This work presents a simple yet accurate model for two-phase flow that is easily incorporated in a heat transfer model. The fluid flow model uses a single expression for liquid holdup, with flow-pattern-dependent values for flow parameter and rise velocity. To avoid abrupt changes in gradients at flow pattern boundaries, we use an empirically determined exponential function for smooth transition of parameter values between flow patterns. Frictional and kinetic heads, whose contribution to total pressure loss are small, are estimated using the homogeneous model.

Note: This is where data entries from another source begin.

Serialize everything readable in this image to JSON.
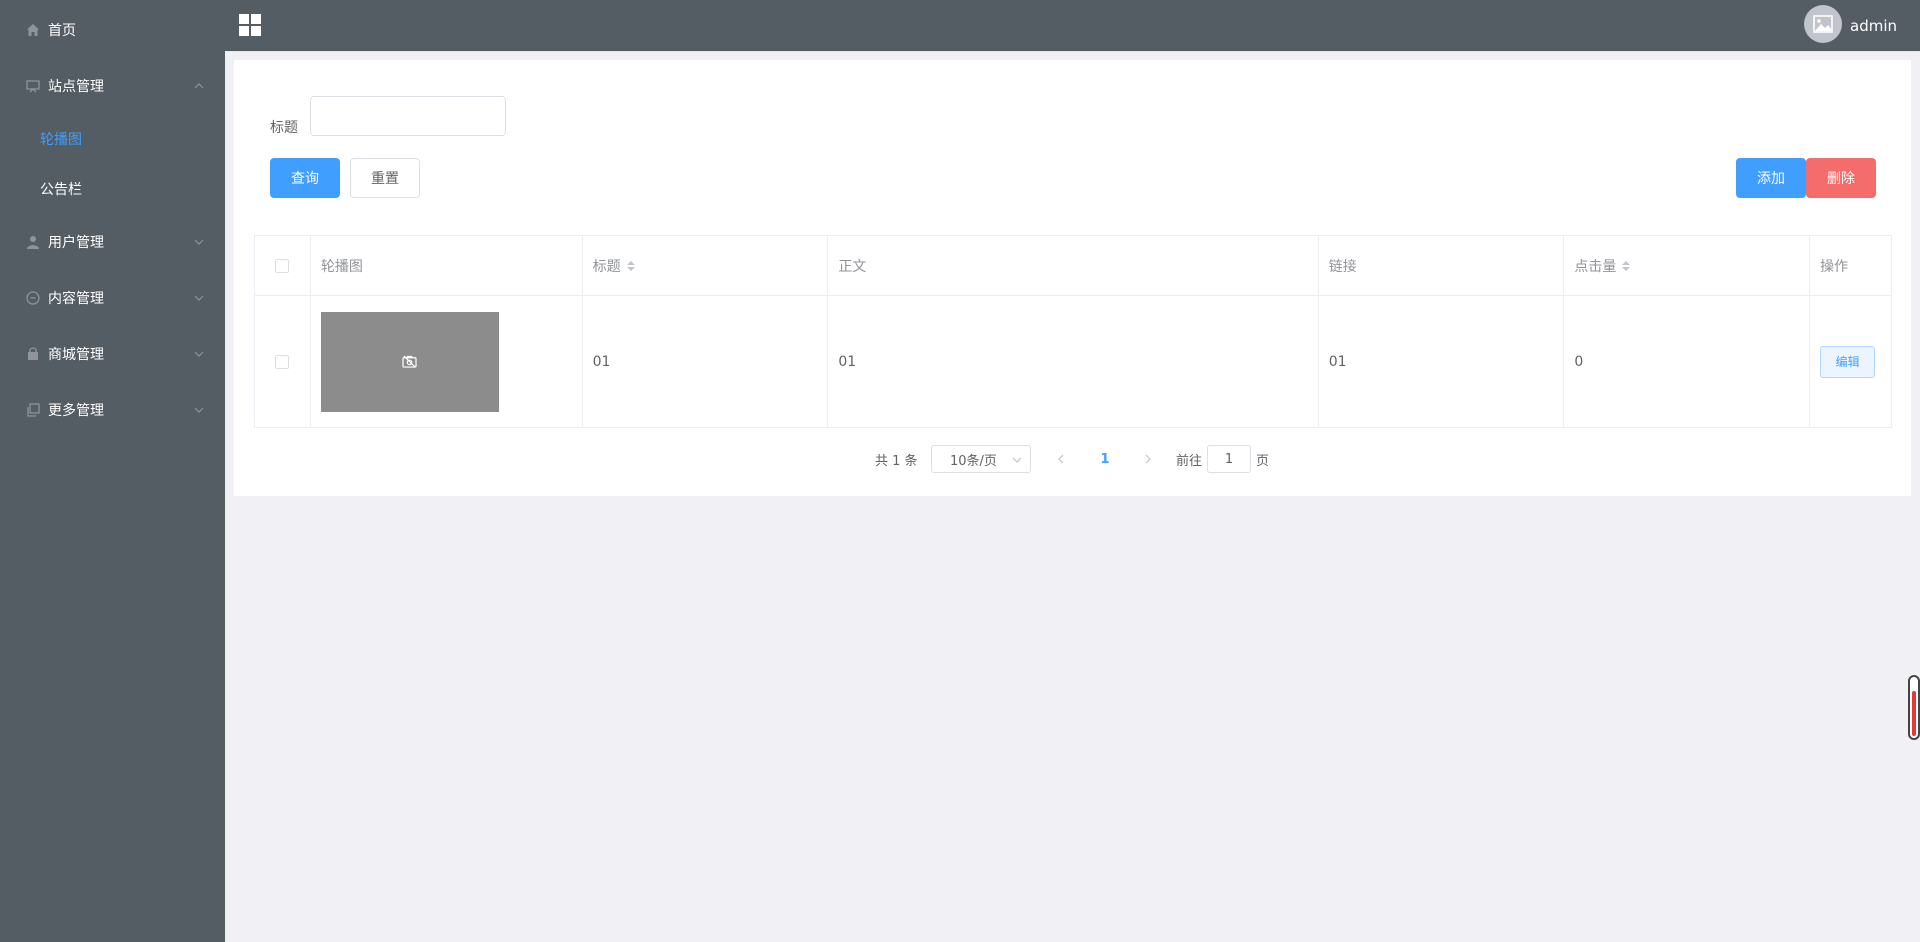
{
  "sidebar": {
    "items": [
      {
        "label": "首页",
        "icon": "home-icon"
      },
      {
        "label": "站点管理",
        "icon": "monitor-icon",
        "expanded": true,
        "children": [
          {
            "label": "轮播图",
            "active": true
          },
          {
            "label": "公告栏"
          }
        ]
      },
      {
        "label": "用户管理",
        "icon": "user-icon"
      },
      {
        "label": "内容管理",
        "icon": "chat-icon"
      },
      {
        "label": "商城管理",
        "icon": "shop-icon"
      },
      {
        "label": "更多管理",
        "icon": "copy-icon"
      }
    ]
  },
  "header": {
    "username": "admin"
  },
  "search": {
    "title_label": "标题",
    "title_value": "",
    "query_label": "查询",
    "reset_label": "重置",
    "add_label": "添加",
    "delete_label": "删除"
  },
  "table": {
    "columns": [
      "轮播图",
      "标题",
      "正文",
      "链接",
      "点击量",
      "操作"
    ],
    "rows": [
      {
        "title": "01",
        "content": "01",
        "link": "01",
        "clicks": "0",
        "action": "编辑"
      }
    ]
  },
  "pagination": {
    "total": "共 1 条",
    "page_size": "10条/页",
    "current_page": "1",
    "goto_label": "前往",
    "goto_value": "1",
    "page_suffix": "页"
  },
  "colors": {
    "sidebar_bg": "#545c64",
    "primary": "#409eff",
    "danger": "#f56c6c",
    "page_bg": "#f0f0f5"
  }
}
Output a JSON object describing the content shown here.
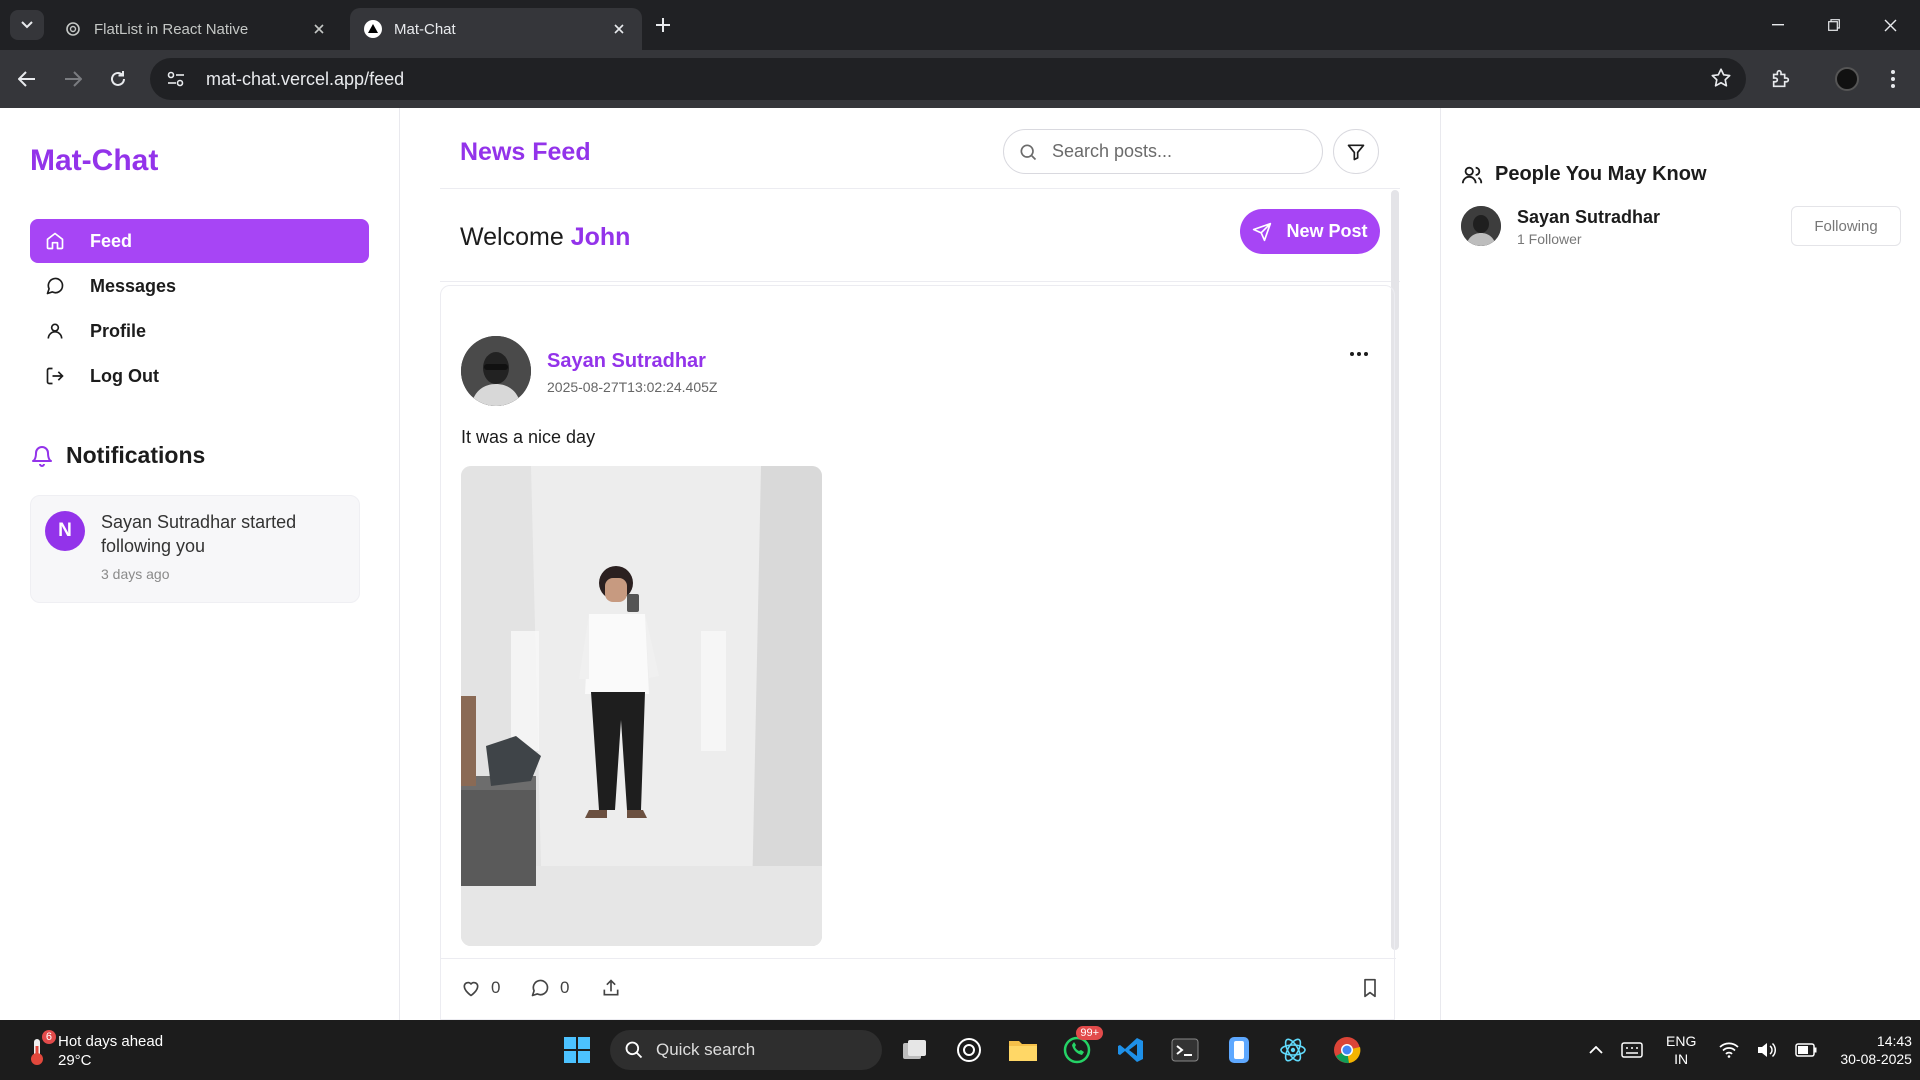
{
  "browser": {
    "tabs": [
      {
        "title": "FlatList in React Native",
        "active": false
      },
      {
        "title": "Mat-Chat",
        "active": true
      }
    ],
    "url": "mat-chat.vercel.app/feed"
  },
  "sidebar": {
    "brand": "Mat-Chat",
    "nav": [
      {
        "label": "Feed",
        "icon": "home-icon",
        "active": true
      },
      {
        "label": "Messages",
        "icon": "message-icon",
        "active": false
      },
      {
        "label": "Profile",
        "icon": "user-icon",
        "active": false
      },
      {
        "label": "Log Out",
        "icon": "logout-icon",
        "active": false
      }
    ],
    "notifications_title": "Notifications",
    "notifications": [
      {
        "avatar_letter": "N",
        "text": "Sayan Sutradhar started following you",
        "time": "3 days ago"
      }
    ]
  },
  "feed": {
    "title": "News Feed",
    "search_placeholder": "Search posts...",
    "welcome_prefix": "Welcome",
    "user_name": "John",
    "new_post_label": "New Post",
    "post": {
      "author": "Sayan Sutradhar",
      "timestamp": "2025-08-27T13:02:24.405Z",
      "text": "It was a nice day",
      "likes": "0",
      "comments": "0"
    }
  },
  "suggestions": {
    "title": "People You May Know",
    "people": [
      {
        "name": "Sayan Sutradhar",
        "followers": "1 Follower",
        "button": "Following"
      }
    ]
  },
  "taskbar": {
    "weather_title": "Hot days ahead",
    "weather_temp": "29°C",
    "weather_badge": "6",
    "search_label": "Quick search",
    "whatsapp_badge": "99+",
    "lang_top": "ENG",
    "lang_bottom": "IN",
    "time": "14:43",
    "date": "30-08-2025"
  },
  "colors": {
    "accent": "#9333ea",
    "accent_button": "#a745f5"
  }
}
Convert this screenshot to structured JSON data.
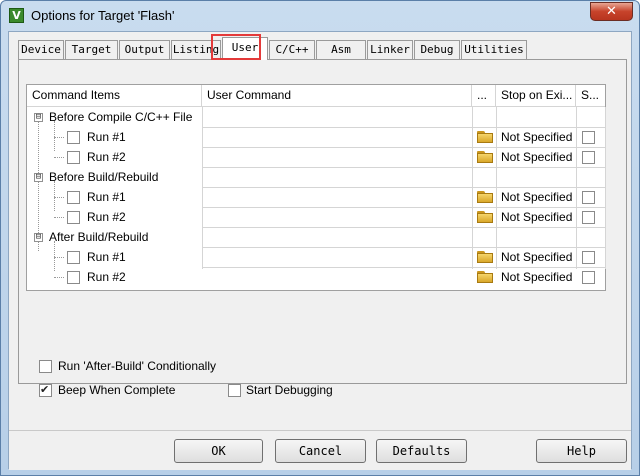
{
  "window": {
    "title": "Options for Target 'Flash'",
    "icon": "keil-uvision-icon",
    "close_glyph": "✕"
  },
  "tabs": [
    {
      "label": "Device"
    },
    {
      "label": "Target"
    },
    {
      "label": "Output"
    },
    {
      "label": "Listing"
    },
    {
      "label": "User",
      "active": true,
      "highlighted": true
    },
    {
      "label": "C/C++"
    },
    {
      "label": "Asm"
    },
    {
      "label": "Linker"
    },
    {
      "label": "Debug"
    },
    {
      "label": "Utilities"
    }
  ],
  "grid": {
    "headers": {
      "command_items": "Command Items",
      "user_command": "User Command",
      "browse": "...",
      "stop_on_exit": "Stop on Exi...",
      "s": "S..."
    },
    "groups": [
      {
        "label": "Before Compile C/C++ File",
        "expander": "⊟",
        "items": [
          {
            "label": "Run #1",
            "checked": false,
            "command": "",
            "stop": "Not Specified"
          },
          {
            "label": "Run #2",
            "checked": false,
            "command": "",
            "stop": "Not Specified"
          }
        ]
      },
      {
        "label": "Before Build/Rebuild",
        "expander": "⊟",
        "items": [
          {
            "label": "Run #1",
            "checked": false,
            "command": "",
            "stop": "Not Specified"
          },
          {
            "label": "Run #2",
            "checked": false,
            "command": "",
            "stop": "Not Specified"
          }
        ]
      },
      {
        "label": "After Build/Rebuild",
        "expander": "⊟",
        "items": [
          {
            "label": "Run #1",
            "checked": false,
            "command": "",
            "stop": "Not Specified"
          },
          {
            "label": "Run #2",
            "checked": false,
            "command": "",
            "stop": "Not Specified"
          }
        ]
      }
    ]
  },
  "options": {
    "run_after_build": {
      "label": "Run 'After-Build' Conditionally",
      "checked": false
    },
    "beep": {
      "label": "Beep When Complete",
      "checked": true
    },
    "start_debugging": {
      "label": "Start Debugging",
      "checked": false
    }
  },
  "buttons": {
    "ok": "OK",
    "cancel": "Cancel",
    "defaults": "Defaults",
    "help": "Help"
  },
  "colors": {
    "highlight": "#e43a3a",
    "close_button": "#c7432b",
    "title_bar": "#b9d1ea"
  }
}
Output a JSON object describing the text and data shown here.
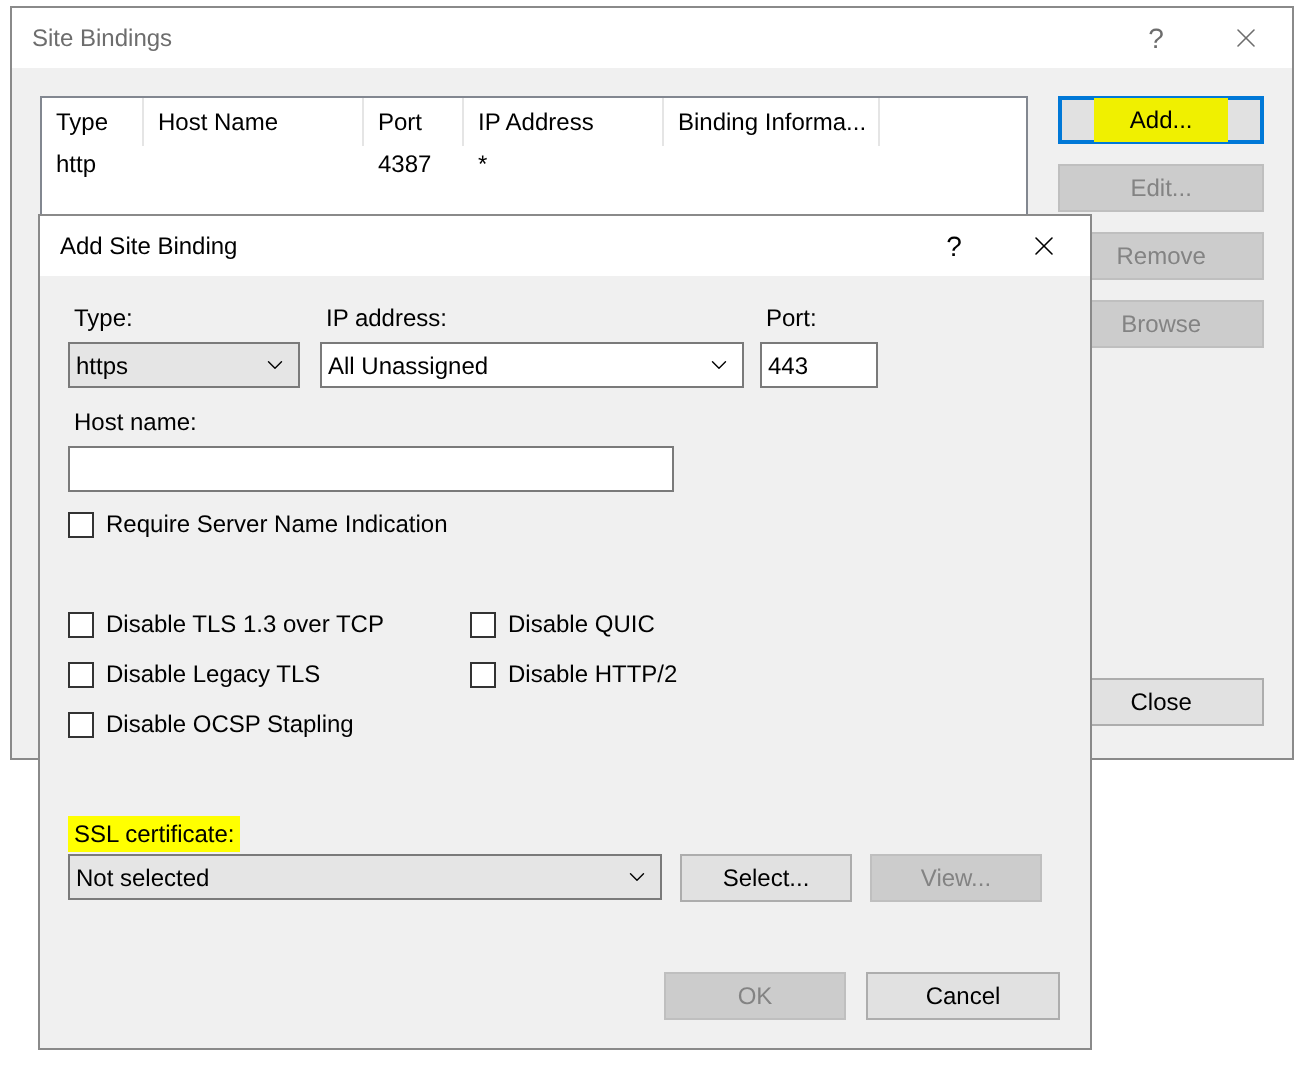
{
  "site_bindings": {
    "title": "Site Bindings",
    "help": "?",
    "table": {
      "columns": [
        "Type",
        "Host Name",
        "Port",
        "IP Address",
        "Binding Informa..."
      ],
      "rows": [
        {
          "type": "http",
          "port": "4387",
          "ip_address": "*"
        }
      ]
    },
    "buttons": [
      {
        "label": "Add...",
        "disabled": false,
        "highlighted": true
      },
      {
        "label": "Edit...",
        "disabled": true,
        "highlighted": false
      },
      {
        "label": "Remove",
        "disabled": true,
        "highlighted": false
      },
      {
        "label": "Browse",
        "disabled": true,
        "highlighted": false
      }
    ],
    "close_button": "Close"
  },
  "add_site_binding": {
    "title": "Add Site Binding",
    "help": "?",
    "type": {
      "label": "Type:",
      "value": "https"
    },
    "ip_address": {
      "label": "IP address:",
      "value": "All Unassigned"
    },
    "port": {
      "label": "Port:",
      "value": "443"
    },
    "host_name": {
      "label": "Host name:"
    },
    "require_sni": {
      "label": "Require Server Name Indication",
      "checked": false
    },
    "options": [
      {
        "label": "Disable TLS 1.3 over TCP",
        "checked": false
      },
      {
        "label": "Disable QUIC",
        "checked": false
      },
      {
        "label": "Disable Legacy TLS",
        "checked": false
      },
      {
        "label": "Disable HTTP/2",
        "checked": false
      },
      {
        "label": "Disable OCSP Stapling",
        "checked": false
      }
    ],
    "ssl_certificate": {
      "label": "SSL certificate:",
      "highlighted": true,
      "value": "Not selected"
    },
    "cert_buttons": [
      {
        "label": "Select...",
        "disabled": false
      },
      {
        "label": "View...",
        "disabled": true
      }
    ],
    "footer_buttons": [
      {
        "label": "OK",
        "disabled": true
      },
      {
        "label": "Cancel",
        "disabled": false
      }
    ]
  }
}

Our approach to modeling heat transfer is based on treating the wellbore as a source/sink of heat of finite diameter with the formation being an infinite sink/source of heat. The resulting heat loss/gain by the wellbore from the formation is used in an energy balance for the wellbore fluid to calculate steam quality and other fluid properties. Proper calculation of the resistances to heat transfer of the various elements of the wellbore - particularly the natural convective heat transfer of the fluid in the tubing/casing annulus - is shown to be important.
We used high quality field data to validate our model. Estimates of pressure loss and heat transfer were also made using such popular models as Beggs and Brill, Orkiszewisky, and Hagedorn and Brown. The model we present here outperforms the other models for the field data we used.
Simultaneous flow of steam and water occurs in geothermal wells, in steam injection, in SAGD wells, and in many other industrial applications, such as boilers and evaporators. An accurate model of steam-water flow is, therefore, very important. Because of condensation/vaporization occurring in a steam-water system, modeling geothermal wells must account for the coupled nature of fluid flow and heat transfer.
Development of pressure-traverse computation for steam-water flow followed a trend similar to that for wells producing hydrocarbons. As the fluid moves along the well, depressurization usually leads to steam generation, similar to the case of gas coming out of solution in an oil well. The principal flow regimes - bubbly, slug, churn, and annular - are common to both systems. Most of the steam-water flow modeling effort has adopted a hybrid approach where the slip between steam and water phases is computed with a different, generally empirical, model in each flow regime. Regime delineations also are generally empirical and usually cause difficulty due to discontinuity near the transition between the flow regimes. Correlations proposed for geothermal wells by Gould (1974), Chierici et al. (1981), Ambastha and Gudmundsson (1986a, 1986b), Chadha et al. (1993), and other fall in this category. Popular two-phase flow correlations - Orkiszewski (1967), Hagedorn-Brown (1965), Beggs and Brill (1973) - have also been applied to steam-water flow in geothermal wells with mixed results. Hasan and Kabir (2009) present a detail review of these and other works for steam-water flow in geothermal wells.
Most of these pressure-traverse computation procedures are empirical in nature and run the risk of incurring significant estimation error for systems that are much different from the data-base basis of the correlation. The recent work of Garg et al. (2004a, 2004b) is a case in point. They had to modify the Hughmark's (1963) correlation (used along with Duns and Ros (1963) flow pattern map) to fit the high quality data they gathered. In this work we utilize a simple, physics based approach that accounts for the buoyancy of the vapor (gas) phase and its tendency to move through the channel center.
Most steam-water flow model, especially those for geothermal wells, uses a constant overall-heat-transfer coefficient (Ut) for the entire wellbore-formation system. The approach presented here separates the two (wellbore and the formation) systems for modeling heat transfer, which offers greater flexibility and versatility.